Leakage of the user’s search terms might be the biggest threat to privacy in this list, because users share intimate details with search engines. Users might search information about their health, about their sexual preferences, or about their financial situation. It is therefore important to annonymize queries properly.
Leakage via advertisements
As an example of the requirements of advertisement networks, Yahoo’s Native ads for the web shows the kind of code that has to be included in a web site to allow Yahoo displaying advertisements. It also shows the use of a viewability beacon: A call to Yahoo to indicate that the advertisement is visible on the site.
How Searsia prevents privacy leakage
Searsia version 1.0 prevents privacy leakage as follows:
Leakage via images will be prevented by adding an option that lets the Searsia server also forward the images.

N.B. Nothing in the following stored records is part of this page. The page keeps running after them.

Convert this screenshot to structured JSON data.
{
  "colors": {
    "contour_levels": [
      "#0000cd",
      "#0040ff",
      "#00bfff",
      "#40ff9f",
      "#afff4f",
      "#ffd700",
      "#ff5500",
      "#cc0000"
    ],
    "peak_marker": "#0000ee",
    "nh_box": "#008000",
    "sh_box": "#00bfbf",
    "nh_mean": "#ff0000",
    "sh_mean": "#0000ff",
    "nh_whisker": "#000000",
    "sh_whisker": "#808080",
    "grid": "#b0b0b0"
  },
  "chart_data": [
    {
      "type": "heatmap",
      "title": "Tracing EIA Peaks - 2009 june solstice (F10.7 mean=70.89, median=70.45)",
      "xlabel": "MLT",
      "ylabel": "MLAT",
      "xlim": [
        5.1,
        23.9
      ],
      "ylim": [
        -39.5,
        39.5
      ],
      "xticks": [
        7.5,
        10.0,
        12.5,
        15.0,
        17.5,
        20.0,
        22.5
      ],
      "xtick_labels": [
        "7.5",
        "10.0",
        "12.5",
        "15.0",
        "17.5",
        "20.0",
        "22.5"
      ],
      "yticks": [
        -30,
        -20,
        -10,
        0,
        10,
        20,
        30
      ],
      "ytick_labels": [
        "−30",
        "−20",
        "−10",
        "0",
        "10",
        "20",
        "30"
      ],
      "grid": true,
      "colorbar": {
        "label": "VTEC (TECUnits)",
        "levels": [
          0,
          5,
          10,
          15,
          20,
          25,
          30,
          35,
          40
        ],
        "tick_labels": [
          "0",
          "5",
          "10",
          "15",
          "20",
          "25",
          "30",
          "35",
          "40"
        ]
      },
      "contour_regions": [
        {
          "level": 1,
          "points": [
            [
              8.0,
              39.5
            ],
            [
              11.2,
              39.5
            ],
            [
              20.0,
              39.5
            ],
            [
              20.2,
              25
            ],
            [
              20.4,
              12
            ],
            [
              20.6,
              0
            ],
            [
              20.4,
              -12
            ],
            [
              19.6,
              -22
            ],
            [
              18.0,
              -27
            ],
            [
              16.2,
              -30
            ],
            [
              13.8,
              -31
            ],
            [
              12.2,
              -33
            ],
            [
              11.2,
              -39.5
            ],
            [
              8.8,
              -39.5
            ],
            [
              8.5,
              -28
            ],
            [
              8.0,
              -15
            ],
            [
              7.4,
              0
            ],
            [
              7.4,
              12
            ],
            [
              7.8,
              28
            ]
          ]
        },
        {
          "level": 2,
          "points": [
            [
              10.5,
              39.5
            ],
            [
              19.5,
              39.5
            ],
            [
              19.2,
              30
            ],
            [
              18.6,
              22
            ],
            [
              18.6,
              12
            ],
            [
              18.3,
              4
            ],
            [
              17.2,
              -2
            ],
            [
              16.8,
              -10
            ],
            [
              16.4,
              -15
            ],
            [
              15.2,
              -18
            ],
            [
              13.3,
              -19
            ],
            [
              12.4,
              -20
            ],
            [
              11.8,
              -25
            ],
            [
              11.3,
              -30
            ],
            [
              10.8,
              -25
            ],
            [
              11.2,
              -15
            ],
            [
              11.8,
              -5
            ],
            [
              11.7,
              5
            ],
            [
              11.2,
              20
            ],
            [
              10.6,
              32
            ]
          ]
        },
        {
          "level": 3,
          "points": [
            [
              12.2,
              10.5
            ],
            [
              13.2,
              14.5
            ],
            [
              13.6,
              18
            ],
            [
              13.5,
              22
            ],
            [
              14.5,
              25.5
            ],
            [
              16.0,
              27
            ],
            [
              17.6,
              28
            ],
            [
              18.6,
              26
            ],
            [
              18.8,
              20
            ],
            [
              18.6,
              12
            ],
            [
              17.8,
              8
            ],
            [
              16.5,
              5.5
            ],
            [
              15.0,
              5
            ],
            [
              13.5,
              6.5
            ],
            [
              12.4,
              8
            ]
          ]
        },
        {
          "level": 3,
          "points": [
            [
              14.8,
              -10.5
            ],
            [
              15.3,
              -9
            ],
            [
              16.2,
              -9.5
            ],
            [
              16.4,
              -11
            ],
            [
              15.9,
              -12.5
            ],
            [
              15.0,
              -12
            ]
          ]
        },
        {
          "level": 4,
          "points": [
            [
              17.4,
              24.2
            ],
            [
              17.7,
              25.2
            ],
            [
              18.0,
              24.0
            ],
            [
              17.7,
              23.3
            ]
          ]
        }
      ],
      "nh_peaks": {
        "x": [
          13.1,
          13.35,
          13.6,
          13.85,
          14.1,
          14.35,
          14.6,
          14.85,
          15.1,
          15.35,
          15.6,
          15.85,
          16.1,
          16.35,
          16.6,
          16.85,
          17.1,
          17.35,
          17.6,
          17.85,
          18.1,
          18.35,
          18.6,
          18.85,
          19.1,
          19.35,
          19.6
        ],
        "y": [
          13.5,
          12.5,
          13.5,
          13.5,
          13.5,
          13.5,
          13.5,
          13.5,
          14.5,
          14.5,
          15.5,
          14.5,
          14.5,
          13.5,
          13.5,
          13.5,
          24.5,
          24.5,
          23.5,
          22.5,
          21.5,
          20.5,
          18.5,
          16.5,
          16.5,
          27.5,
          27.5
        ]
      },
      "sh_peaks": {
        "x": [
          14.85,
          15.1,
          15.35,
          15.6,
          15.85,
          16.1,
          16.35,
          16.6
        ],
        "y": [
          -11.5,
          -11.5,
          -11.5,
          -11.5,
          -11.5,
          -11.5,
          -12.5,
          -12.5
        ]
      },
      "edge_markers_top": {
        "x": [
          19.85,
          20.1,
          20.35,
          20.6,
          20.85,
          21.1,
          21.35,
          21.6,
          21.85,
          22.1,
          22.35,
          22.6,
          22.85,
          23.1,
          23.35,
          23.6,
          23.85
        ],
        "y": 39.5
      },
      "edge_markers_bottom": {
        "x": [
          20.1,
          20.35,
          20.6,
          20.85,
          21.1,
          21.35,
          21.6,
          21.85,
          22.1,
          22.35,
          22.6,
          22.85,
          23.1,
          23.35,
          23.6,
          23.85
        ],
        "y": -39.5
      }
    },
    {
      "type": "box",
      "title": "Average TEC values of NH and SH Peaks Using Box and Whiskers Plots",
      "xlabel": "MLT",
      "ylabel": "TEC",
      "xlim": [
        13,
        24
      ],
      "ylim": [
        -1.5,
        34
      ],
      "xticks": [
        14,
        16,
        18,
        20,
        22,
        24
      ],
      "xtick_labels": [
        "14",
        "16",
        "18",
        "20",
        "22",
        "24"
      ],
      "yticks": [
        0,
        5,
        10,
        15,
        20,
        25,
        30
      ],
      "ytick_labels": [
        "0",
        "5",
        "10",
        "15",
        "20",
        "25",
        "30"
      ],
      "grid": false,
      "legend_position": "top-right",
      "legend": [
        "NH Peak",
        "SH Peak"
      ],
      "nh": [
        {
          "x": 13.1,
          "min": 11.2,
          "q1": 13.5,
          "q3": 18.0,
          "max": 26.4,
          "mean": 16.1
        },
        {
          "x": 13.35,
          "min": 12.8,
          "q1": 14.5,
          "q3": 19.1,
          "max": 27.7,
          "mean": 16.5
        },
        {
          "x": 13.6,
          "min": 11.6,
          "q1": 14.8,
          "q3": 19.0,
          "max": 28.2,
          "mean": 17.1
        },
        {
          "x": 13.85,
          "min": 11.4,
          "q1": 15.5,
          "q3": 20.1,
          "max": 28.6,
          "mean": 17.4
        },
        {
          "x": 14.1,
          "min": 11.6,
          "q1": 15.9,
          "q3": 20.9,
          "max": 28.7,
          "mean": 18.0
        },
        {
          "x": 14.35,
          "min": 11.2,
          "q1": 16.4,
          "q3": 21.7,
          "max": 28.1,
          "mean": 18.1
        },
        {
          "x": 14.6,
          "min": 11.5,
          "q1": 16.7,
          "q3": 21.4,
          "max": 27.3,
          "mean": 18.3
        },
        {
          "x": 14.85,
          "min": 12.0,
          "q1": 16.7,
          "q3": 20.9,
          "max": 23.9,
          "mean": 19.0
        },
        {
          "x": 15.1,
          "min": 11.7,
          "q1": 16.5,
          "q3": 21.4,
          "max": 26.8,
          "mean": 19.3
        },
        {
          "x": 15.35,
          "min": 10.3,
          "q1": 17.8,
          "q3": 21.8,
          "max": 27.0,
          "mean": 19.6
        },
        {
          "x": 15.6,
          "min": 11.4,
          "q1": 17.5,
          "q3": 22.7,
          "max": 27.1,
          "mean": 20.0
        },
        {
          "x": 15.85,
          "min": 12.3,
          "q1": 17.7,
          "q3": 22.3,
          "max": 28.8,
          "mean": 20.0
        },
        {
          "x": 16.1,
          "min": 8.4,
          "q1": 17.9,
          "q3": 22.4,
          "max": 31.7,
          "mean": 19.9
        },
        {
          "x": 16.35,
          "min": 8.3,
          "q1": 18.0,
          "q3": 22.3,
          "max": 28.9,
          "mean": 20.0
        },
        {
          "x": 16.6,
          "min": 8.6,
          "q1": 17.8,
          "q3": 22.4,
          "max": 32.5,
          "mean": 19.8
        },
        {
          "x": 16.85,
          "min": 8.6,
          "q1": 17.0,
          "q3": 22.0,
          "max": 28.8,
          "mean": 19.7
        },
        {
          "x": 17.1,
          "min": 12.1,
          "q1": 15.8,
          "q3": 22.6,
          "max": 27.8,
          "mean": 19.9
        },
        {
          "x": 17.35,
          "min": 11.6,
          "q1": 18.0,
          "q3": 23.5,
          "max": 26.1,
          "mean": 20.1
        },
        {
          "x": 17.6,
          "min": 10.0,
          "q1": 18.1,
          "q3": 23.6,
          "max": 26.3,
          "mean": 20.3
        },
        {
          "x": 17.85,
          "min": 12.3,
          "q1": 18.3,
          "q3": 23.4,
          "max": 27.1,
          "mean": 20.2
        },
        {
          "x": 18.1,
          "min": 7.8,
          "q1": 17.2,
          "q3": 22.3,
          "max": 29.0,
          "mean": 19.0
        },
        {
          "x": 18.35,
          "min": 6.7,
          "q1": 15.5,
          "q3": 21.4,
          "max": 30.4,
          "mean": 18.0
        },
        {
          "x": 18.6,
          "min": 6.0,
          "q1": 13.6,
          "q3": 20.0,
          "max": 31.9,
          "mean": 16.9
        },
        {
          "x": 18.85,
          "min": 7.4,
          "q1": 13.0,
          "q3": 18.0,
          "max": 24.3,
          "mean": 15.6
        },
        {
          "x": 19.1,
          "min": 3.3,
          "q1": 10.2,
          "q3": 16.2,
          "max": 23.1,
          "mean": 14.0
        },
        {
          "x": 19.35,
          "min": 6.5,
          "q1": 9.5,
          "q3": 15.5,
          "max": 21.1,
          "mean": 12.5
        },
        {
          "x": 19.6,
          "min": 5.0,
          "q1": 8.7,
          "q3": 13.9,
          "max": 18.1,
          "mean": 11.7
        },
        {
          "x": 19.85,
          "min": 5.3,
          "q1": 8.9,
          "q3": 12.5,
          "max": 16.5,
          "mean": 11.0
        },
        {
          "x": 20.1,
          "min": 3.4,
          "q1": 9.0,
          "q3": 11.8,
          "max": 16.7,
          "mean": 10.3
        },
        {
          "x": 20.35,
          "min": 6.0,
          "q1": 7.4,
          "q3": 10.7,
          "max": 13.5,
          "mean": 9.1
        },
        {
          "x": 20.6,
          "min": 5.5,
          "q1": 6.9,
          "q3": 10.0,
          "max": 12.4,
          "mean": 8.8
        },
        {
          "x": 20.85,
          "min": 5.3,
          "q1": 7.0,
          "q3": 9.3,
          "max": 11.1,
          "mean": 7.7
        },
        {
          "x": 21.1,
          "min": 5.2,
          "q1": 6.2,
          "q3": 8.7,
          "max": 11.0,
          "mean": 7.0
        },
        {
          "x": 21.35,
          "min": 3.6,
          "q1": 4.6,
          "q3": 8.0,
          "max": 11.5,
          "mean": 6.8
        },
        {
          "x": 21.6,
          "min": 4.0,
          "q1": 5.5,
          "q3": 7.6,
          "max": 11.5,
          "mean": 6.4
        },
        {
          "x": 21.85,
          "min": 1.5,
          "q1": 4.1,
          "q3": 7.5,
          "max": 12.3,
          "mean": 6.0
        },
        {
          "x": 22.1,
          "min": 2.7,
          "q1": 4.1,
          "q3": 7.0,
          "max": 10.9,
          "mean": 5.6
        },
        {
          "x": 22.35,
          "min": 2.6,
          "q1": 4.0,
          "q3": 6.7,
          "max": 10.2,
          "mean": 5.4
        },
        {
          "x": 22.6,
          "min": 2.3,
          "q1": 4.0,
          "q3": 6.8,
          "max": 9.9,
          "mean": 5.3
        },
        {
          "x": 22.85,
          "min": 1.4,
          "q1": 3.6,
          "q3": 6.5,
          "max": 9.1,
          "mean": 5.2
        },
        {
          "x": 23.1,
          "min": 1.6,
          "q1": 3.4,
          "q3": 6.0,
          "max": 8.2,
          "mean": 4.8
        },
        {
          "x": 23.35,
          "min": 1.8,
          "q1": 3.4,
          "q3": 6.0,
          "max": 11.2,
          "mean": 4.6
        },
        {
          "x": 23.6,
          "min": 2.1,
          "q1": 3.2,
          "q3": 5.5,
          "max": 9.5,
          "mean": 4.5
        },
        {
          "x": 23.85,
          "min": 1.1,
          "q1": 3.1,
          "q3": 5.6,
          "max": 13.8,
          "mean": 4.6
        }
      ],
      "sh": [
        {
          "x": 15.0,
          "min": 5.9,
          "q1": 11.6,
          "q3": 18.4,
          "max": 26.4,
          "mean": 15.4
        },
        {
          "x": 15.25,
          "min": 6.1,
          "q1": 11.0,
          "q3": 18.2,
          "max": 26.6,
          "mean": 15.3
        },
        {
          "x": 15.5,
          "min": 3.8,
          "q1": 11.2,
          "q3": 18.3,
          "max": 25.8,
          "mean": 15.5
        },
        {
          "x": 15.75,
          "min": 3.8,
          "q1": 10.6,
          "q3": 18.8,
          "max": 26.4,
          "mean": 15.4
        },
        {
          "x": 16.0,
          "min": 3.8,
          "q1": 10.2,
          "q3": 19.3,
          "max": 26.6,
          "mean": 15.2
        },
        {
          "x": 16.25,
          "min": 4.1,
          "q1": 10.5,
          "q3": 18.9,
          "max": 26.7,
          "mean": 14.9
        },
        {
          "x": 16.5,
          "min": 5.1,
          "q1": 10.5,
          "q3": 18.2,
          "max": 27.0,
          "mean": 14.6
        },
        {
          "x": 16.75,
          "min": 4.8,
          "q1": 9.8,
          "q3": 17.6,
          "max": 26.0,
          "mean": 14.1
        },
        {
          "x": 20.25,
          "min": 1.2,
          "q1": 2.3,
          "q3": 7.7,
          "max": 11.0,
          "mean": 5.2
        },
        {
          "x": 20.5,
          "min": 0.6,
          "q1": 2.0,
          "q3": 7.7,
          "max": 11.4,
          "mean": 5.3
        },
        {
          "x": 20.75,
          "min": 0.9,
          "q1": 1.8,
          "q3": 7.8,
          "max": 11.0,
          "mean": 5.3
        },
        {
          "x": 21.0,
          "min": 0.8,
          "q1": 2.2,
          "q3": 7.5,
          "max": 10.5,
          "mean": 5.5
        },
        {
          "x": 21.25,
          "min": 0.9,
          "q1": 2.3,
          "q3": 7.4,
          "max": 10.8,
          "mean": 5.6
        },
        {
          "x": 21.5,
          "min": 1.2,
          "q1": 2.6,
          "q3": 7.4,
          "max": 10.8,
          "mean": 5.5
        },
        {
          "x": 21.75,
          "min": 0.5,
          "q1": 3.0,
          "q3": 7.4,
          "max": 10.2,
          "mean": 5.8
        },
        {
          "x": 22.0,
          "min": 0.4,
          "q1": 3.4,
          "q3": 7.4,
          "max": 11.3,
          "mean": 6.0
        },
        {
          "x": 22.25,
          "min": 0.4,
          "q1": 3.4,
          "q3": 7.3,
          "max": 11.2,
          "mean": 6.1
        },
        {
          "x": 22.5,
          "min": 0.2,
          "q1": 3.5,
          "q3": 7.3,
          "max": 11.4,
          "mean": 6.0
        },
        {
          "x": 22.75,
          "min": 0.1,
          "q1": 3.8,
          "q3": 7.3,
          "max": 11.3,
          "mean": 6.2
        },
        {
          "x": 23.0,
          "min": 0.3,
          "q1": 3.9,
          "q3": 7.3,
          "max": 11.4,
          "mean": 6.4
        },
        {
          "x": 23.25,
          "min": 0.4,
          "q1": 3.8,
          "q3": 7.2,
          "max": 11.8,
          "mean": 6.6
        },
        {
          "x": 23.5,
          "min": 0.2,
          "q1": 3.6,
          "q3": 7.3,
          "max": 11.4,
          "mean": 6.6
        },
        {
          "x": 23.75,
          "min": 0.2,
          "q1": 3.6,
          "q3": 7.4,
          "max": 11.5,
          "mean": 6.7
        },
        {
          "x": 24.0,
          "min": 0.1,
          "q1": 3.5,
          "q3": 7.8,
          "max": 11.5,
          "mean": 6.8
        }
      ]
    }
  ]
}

This way, it serves as a proxy for images and additionally provides secure web connections if the Searsia server is served over HTTPS.
Leakage via clicks is prevented by the a Referrer Policy meta header in Searsia’s client. The client will use the default policy ‘
no-referrer’, so it will not share any referrer information. This can be changed to for instance
'origin'to send only the first part of the URL without the query string.
Leakage via advertisements, finally, cannot be prevented easily, unless the advertisement networks allow the Searsia server to anonymize all the user interactions with the advertisements. This is ongoing work, and we will spend a future blog posts on advertisements without privacy leakage.